I think this question is the type of oddly personal question that doesn't get asked unless people are strangers. If you think about it, a conversation with an adult at a playground with children is very likely to include the phrase "my daughter" or "mama" or some such indicator of relationship within a pretty short period of time. If two adults are chatting at the swings, they will likely know pretty quickly how the children are related to the other adult without having to ask.
If there is a legitimate reason to need to ask that question (like a child who is hurt and an unrelated adult is looking for a parent or caretaker), it's not offensive. There is a reason to ask it, and no reason to assume that the stranger would have any way to know the answer.

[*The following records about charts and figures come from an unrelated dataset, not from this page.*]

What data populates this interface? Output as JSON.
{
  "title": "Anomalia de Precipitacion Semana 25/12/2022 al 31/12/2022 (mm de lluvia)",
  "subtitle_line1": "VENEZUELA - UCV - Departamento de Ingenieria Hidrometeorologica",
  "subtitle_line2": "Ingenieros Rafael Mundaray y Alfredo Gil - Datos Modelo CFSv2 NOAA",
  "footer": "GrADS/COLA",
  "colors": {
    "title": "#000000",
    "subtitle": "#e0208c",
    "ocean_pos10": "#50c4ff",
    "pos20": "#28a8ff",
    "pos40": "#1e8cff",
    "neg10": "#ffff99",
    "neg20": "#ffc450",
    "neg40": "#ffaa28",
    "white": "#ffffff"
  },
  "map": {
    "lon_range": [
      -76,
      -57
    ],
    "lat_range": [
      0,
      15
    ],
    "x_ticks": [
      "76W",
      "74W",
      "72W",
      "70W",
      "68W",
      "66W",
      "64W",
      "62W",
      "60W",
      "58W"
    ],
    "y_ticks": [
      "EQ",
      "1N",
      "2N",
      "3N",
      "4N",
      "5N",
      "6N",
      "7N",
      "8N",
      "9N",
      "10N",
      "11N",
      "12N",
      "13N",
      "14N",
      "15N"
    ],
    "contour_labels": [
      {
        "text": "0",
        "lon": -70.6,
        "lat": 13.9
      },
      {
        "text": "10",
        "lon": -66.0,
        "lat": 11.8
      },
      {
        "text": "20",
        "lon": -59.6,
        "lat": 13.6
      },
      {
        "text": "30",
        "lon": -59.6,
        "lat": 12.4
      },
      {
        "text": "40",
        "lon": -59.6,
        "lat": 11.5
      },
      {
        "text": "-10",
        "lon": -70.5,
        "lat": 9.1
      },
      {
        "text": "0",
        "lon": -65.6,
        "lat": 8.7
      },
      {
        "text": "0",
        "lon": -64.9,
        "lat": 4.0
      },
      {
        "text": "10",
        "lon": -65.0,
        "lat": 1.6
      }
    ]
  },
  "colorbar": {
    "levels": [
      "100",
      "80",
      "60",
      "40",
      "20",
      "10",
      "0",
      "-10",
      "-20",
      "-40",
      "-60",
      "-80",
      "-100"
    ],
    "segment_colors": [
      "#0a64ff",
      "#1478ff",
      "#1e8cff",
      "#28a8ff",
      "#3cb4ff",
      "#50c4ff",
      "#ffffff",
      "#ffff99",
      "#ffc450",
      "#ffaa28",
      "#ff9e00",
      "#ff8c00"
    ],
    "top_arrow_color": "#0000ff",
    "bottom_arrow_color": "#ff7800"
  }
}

At the very least, this type of question shouldn't be a conversation opener. The people who start off with this question often do so because they either don't think you are the parent, or don't think you should be. Your race is too different, you're too young, you're too poor...whatever. It communicates a value judgment more than it communicates genuine interest in the answer.
And while I don't think a stranger can be expected to see that the writer is treating her children as a mother would after just a few minutes observation, I do think it's entirely reasonable to expect someone who has been standing around talking with her for a few minutes to see it. And to expect someone just observing her to keep their questions and their opinions to themselves so she doesn't have to deal with them.
Ultimately, I don't think anyone should be expected to satisfy another person's idle curiosity. If I strike up a conversation with a woman at a playground while we push our children on swings, it doesn't particularly matter whether the children are biologically related to her or not, because I'm likely only ever going to see her when we are both at the playground. If the relationship changes to one that is less superficial, a) I probably wouldn't need to ask if the children in question were hers (because I'd probably have figured out the relationship), and b) if for some reason I did have to ask if the children were hers, it would be far more clear that it wasn't just idle curiosity, and was instead genuine interest in her life.